Tego tak się nie da wyliczyć, dlatego że dochody generuje głównie postępowanie cywilne, a największym źródłem dochodów wymiaru sprawiedliwości w tej chwili jest postępowanie rejestrowe, wieczystoksięgowe, bo tam są opłaty...

(Głos z sali: Proporcjonalne...)

My chcemy odejść od tych proporcjonalnych opłat, bo one są rodzajem podatku. Co tu dużo gadać, to jest spora kwota i to jest spory udział. Ale z pewnością z samych dochodów wymiar sprawiedliwości już by się nie utrzymał.

Mamy cały szereg postępowań bezpłatnych: pracownicze, ubezpieczeniowe, alimentacyjne.
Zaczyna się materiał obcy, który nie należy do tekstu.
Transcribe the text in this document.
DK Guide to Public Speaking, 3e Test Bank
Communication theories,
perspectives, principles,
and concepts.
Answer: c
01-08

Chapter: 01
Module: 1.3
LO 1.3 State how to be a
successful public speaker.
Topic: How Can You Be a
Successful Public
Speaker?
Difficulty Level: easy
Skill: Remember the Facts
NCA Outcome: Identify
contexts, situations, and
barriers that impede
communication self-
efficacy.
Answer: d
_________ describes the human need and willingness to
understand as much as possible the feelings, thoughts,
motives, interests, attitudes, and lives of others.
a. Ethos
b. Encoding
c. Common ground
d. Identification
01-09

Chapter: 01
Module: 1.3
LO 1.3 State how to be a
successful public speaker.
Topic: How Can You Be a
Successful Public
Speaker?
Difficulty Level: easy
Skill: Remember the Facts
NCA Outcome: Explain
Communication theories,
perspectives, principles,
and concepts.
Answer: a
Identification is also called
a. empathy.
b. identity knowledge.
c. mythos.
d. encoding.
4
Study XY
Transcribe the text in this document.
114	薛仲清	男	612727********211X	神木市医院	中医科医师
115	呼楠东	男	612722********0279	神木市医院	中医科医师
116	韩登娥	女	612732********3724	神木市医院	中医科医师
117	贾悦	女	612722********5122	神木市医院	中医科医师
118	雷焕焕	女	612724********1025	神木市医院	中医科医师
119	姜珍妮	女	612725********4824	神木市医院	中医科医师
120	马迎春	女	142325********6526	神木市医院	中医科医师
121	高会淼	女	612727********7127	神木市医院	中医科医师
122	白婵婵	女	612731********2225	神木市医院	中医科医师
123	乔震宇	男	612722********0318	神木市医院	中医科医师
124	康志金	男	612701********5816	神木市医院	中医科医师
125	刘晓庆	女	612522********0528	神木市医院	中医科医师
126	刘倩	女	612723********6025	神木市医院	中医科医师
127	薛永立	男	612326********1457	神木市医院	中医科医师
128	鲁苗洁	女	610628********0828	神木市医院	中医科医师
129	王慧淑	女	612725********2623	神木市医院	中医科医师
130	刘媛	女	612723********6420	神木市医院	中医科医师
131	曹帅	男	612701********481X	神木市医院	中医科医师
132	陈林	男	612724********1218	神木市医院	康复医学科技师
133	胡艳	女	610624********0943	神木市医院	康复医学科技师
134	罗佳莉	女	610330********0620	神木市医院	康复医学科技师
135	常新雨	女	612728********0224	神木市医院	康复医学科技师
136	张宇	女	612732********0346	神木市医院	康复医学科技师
To jest cała masa postępowań, gdzie w ogóle nie ma opłat. Istnieją opłaty, które są ściągane po zakończeniu sprawy, co jest dodatkowym wydatkiem, bo jak się z biednego ma ściągać opłatę, to się ponosi koszt bezskutecznego podchodzenia do ściągnięcia opłaty. Więc to w ogóle jest problem całej nowej filozofii. Zatem pytam: jaki rząd się za to dotychczas próbował wziąć? Żaden. Nie spotkałem dotychczas koncepcji, żeby w ogóle odejść od opłat sądowych. Można by wówczas powiedzieć: "Fundujemy obywatelom wymiar sprawiedliwości". Tylko że wtedy musimy szukać innych sposobów, żeby zatrzymać pieniactwo, które w Polsce istnieje, to wszyscy wiemy, ale nie metodą fiskalną, bo ona jest nieskuteczna. Ci, co się chcą procesować, a mają tych spraw dużo i chętnie je toczą przed sądem, to zawsze znajdą podstawy do zwolnienia od kosztów. Tak nawiasem mówiąc, ustanowienie adwokata zależy nie od dowolności sądu, tylko od oceny przesłanek ustawowych. To nie jest taka swoboda. Sąd nie może powiedzieć: "Temu daję, a temu nie daję i nie tłumaczę się z tego, dlaczego temu dałem, a dlaczego temu nie".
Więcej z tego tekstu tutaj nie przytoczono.